Ludwig Van Montreal

CRITIQUE | Deuxième volet du Marathon Beethoven de l’OM : un concert manquant de finition

Yannick Nézet-Séguin et l'Orchestre Métropolitain le 17 octobre lors du premier concert Beethoven héroïque du Marathon Beethoven. (Photo : François Goupil)
Yannick Nézet-Séguin et l’Orchestre Métropolitain le 17 octobre lors du premier concert Beethoven héroïque du Marathon Beethoven. (Photo : François Goupil)

L’Orchestre Métropolitain poursuivait hier soir son Marathon Beethoven – dont j’ai manqué la veille le premier volet – par la présentation des symphonies nos 6 et 7, précédées de la création de Prélude aux paysages urbains de Francis Battah.

Si la spontanéité et l’exubérance trônent en tête de liste de vos priorités d’interprétation musicale, si vous allez au concert pour communier avec les instrumentistes d’un orchestre symphonique ayant un plaisir manifeste à jouer et donnant de leur personne sans hésiter, si l’évocation de la douceur de la nature à travers les timbres de l’orchestre symphonique éveille en vous des sensations de bien-être, si vous aimez la façon dont l’impact éclatant d’une tempête déchaînée vous traverse le corps, si entendre live le deuxième mouvement de la Septième symphonie vous transporte d’extase, le concert d’hier soir vous aurait donné satisfaction sur tous ces points.

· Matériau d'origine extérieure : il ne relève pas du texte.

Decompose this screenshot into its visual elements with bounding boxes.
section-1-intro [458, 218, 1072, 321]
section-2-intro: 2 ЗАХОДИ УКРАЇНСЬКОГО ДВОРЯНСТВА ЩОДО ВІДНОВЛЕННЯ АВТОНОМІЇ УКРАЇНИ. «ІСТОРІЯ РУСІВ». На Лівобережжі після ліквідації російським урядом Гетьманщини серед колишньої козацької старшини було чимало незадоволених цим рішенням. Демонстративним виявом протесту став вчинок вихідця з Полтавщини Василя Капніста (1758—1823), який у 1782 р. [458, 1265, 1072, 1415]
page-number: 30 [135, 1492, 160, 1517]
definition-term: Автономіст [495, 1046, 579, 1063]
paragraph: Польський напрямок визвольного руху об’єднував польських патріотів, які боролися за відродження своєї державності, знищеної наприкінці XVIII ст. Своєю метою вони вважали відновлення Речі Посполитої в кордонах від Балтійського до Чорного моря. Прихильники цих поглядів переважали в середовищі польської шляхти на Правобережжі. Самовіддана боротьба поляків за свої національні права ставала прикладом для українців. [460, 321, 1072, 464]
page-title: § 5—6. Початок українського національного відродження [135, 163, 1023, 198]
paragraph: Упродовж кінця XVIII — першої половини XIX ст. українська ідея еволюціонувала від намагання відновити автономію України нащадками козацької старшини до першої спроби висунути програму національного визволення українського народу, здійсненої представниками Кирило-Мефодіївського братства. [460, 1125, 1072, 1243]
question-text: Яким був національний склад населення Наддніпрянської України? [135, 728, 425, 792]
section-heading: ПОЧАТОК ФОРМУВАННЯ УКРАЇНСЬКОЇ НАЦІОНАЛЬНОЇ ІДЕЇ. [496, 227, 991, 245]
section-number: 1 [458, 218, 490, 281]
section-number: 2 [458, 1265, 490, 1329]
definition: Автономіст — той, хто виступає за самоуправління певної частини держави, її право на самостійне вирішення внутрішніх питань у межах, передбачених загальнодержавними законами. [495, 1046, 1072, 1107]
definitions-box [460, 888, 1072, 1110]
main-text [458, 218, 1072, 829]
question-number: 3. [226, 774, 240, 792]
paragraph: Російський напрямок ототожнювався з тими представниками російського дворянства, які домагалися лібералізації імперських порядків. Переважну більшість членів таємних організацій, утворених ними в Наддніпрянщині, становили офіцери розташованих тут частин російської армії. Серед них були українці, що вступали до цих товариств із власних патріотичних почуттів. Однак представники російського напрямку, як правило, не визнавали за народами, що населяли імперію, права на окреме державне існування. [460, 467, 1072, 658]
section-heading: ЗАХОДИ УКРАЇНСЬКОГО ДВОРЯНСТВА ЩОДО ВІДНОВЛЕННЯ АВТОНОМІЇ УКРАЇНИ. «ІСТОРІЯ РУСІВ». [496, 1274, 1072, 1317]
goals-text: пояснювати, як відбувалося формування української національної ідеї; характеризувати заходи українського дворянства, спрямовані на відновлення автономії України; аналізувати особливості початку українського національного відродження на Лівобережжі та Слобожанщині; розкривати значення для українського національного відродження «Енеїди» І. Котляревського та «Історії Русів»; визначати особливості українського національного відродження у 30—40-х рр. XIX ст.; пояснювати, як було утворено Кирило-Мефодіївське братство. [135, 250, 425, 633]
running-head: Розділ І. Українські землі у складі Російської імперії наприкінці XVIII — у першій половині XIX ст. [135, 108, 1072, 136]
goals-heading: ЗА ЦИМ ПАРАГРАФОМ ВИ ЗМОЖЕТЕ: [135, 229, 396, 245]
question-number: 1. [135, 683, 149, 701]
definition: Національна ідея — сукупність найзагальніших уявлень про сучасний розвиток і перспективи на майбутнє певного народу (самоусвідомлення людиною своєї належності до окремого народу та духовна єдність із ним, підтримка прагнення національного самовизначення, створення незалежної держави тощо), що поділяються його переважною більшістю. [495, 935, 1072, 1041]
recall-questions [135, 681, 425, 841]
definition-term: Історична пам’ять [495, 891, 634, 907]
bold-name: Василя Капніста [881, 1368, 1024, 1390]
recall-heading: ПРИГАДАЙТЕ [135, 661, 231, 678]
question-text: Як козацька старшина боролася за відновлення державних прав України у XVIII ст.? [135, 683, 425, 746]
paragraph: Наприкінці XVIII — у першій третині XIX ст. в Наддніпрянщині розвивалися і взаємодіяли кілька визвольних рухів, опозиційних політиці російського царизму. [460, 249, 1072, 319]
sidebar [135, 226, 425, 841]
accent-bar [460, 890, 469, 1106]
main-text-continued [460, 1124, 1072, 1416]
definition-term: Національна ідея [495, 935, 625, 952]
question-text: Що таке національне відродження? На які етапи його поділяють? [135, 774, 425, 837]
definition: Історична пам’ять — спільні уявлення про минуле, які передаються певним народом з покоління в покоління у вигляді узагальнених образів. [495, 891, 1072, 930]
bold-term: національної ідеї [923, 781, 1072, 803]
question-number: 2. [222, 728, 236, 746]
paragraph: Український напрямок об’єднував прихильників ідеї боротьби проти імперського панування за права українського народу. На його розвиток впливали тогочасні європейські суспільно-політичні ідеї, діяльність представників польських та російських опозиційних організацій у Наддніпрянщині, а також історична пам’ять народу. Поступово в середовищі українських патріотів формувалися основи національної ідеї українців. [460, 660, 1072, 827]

D’ailleurs, je souscris à tous ceux-ci.

Mais à mes oreilles, le plaisir apporté par ces aspects positifs était terni par l’absence quasi totale de construction architecturale et de vision à long terme. La gestion du phrasé dépassait rarement le moment présent et la plus petite unité. Les crescendos ouvraient trop tôt. Les motifs répétés, déjà dépourvus de direction la première fois, étaient repris complètement à l’identique, enlevant toute justification rhétorique à la répétition.

Plus inquiétant, la sensation interne (et parfois carrément externe) du tempo variait d’une section à l’autre. Un thème énoncé avec élan par les altos et les violoncelles se trouvait freiné lorsque transmis aux premiers violons. La section principale du premier mouvement de la Septième symphonie a commencé dans un tempo allant, qui s’est assis au bout de deux mesures. Je nomme ces deux exemples, mais des situations similaires se sont répétées tout au long du concert, laissant l’impression d’un orchestre qui manquait de cohésion. Ironiquement, le programme imprimé consacre un encart de quatre paragraphes à l’importance qu’accordait Beethoven à l’exactitude des tempos.

Au chapitre des bons coups, soulignons, dans la Symphonie pastorale, le célèbre passage des oiseaux à la fin du deuxième mouvement, le retour au calme rempli d’atmosphère après la tempête et la synchronisation admirable des violoncelles et du premier basson dans le motif en doubles croches enchaînées du dernier mouvement; dans la Septième symphonie, la différence entre le piano et le pianissimo au début du deuxième mouvement, l’échange de motifs absolument sans heurts et avec des nuances parfaitement équilibrées dans le troisième mouvement, la force et l’éclat du fortissimo venant supplanter le forte précédent au début du quatrième mouvement et l’énergie contagieuse et maintenue sans relâche dans l’ensemble du quatrième mouvement (qualifié par Yannick Nézet-Séguin de « musique en état d’ébriété »).

Prélude aux paysages urbains

Les deux symphonies étaient précédées de la création de Prélude aux paysages urbains de Francis Battah, un compositeur dont la carrière progresse rapidement et qui cumule les prix, ici et en Europe. La pièce sélectionnée dans le cadre du concours Héritage Beethoven démontre qu’on a affaire à un compositeur compétent, maîtrisant les moyens techniques à sa disposition. Malgré une certaine facilité dans le propos, elle présente des textures orchestrales réussies et un doigté pour l’équilibre formel. Le compositeur y cite une version au rythme modifié du premier thème de la Symphonie pastorale, amenant Nézet-Séguin à enchaîner les deux sans interruption.

Suite du Marathon Beethoven

La présentation du Marathon Beethoven faisait relâche aujourd’hui pendant que le chef se rendait à New York diriger au Metropolitan Opera la dernière représentation du nouvel opéra Grounded de Jeanine Tesori, diffusée live dans le cadre de la série Met Live in HD. Le Marathon reprend demain avec, dans la même journée, les symphonies nos 4, 5, et 8 regroupées lors du concert de 11 h, et les symphonies nos 1 et 9 à 15 h 00, toujours à la Maison symphonique. Les créations entendues seront de Cristina Garcia Islas et de Marie-Pierre Brasset.